岸田政権の目玉「デジタル構想」は“金ナシ人ナシ”の絵に描いた餅か

 昨年9月1日の菅政権時代にデジタル庁が発足し、岸田政権になってからもデジタルと名の付く会議を2つ創設。その会議の1つで地方活性化の切り札と言われる「デジタル田園都市国家構想実現会議」が、年末の12月28日に施策の全体像をまとめた。それによれば、令和8年までに地方のデジタル人材を230万人育成との目標が定められた。このように行政のデジタル化は焦眉の急として推進の掛け声はだけはやたら大きいが、果たしてそんなにスムーズに実現するものなのか、各所から疑問の声が上がっている。

「今年に入って早々、大阪府がデジタル化業務の民営化を検討しているとの報道がありました。IT大手やベンチャーからなる10社ほどの企業と共同出資して新会社を立ち上げ、デジタルスキルのある出資企業の社員を出向で受け入れて、システムの運用や開発等を一元化。行政に不足していると言われるデジタルスキルを補いつつ蓄積しようというものです」(経済ジャーナリスト)

「身を切る改革」を旗印とし、、行政のコストカットで民営化できるものは民営化したがる“維新政権”下の大阪が検討しているこの案は、「民間活力の活用」と言えば聞こえは良いが、要は、今の地方自治体レベルでは自前のデジタル化は不可能という現実を示しているとも言える。なぜなら金がなければ人もいないからだ。
 
 昨年10月に総務省が行った都道府県アンケートによると、地方のDX化の課題として「財源の確保」が95.7%、「人材の確保」が44.7%を占めた。つまりはほぼ100%の自治体で金がないというのだ。では半数が課題とした「人材の確保」についてさらに見れば、「みつけられない」が83%、「適切な報酬が支払えない」が66%だった。金がない上に人もいない。いたとしても金は無いのだから雇えるわけもないだろう。結局はずっと同じことを言っているわけで、ないない尽くしの悪循環であることが分かる。
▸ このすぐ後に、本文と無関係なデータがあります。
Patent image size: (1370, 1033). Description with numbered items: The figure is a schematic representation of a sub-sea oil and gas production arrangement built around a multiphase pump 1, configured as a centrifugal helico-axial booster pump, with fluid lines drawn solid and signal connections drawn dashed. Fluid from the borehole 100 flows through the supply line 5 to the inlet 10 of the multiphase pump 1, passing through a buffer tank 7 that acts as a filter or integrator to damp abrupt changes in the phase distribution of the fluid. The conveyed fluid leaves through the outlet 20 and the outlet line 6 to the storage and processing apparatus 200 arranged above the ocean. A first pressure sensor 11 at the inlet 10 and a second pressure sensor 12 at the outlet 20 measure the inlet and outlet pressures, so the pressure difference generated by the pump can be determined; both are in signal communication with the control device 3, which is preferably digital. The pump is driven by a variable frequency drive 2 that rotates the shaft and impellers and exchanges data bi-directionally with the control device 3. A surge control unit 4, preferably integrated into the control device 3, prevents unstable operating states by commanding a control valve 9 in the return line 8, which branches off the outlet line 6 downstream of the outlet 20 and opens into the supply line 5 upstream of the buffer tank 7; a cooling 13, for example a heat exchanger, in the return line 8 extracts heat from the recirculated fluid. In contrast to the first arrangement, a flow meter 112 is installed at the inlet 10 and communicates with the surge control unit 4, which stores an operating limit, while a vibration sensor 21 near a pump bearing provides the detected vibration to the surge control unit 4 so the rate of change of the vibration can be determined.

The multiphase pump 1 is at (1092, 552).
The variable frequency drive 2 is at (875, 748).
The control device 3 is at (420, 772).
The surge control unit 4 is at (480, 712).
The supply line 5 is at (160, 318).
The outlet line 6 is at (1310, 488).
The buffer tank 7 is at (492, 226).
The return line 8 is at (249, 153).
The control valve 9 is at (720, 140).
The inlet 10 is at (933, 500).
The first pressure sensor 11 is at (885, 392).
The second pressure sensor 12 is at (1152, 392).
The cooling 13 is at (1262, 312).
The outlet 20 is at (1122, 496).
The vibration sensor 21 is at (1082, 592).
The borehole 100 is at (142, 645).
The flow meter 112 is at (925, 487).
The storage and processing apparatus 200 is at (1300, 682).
「先に国でスタートしたデジタル庁では、職員600人のうち200人が民間からという、霞が関の旧弊を破った異例の組織構成ということで注目されました。ところが中身を見ると、採用条件が週3日・非常勤職員という中途半端な上に非正規雇用という急ごしらえかつ上から目線の条件で、そんなことでまともな人材が集まるわけがないと言われました。経産省の試算でも、放っておいても令和12年にはIT人材が79万人不足すると言われる中、ポジションによっては年収1000万円を超える優秀なIT人材は民間で奪い合いの状態なわけで、現状のままではどうやって地方で230万人もの人材を確保するのか不明ですね」

 言うまでもなく、デジタル化は岸田政権の目玉政策の1つ。絵に描いた餅で終わらなければ良いのだが。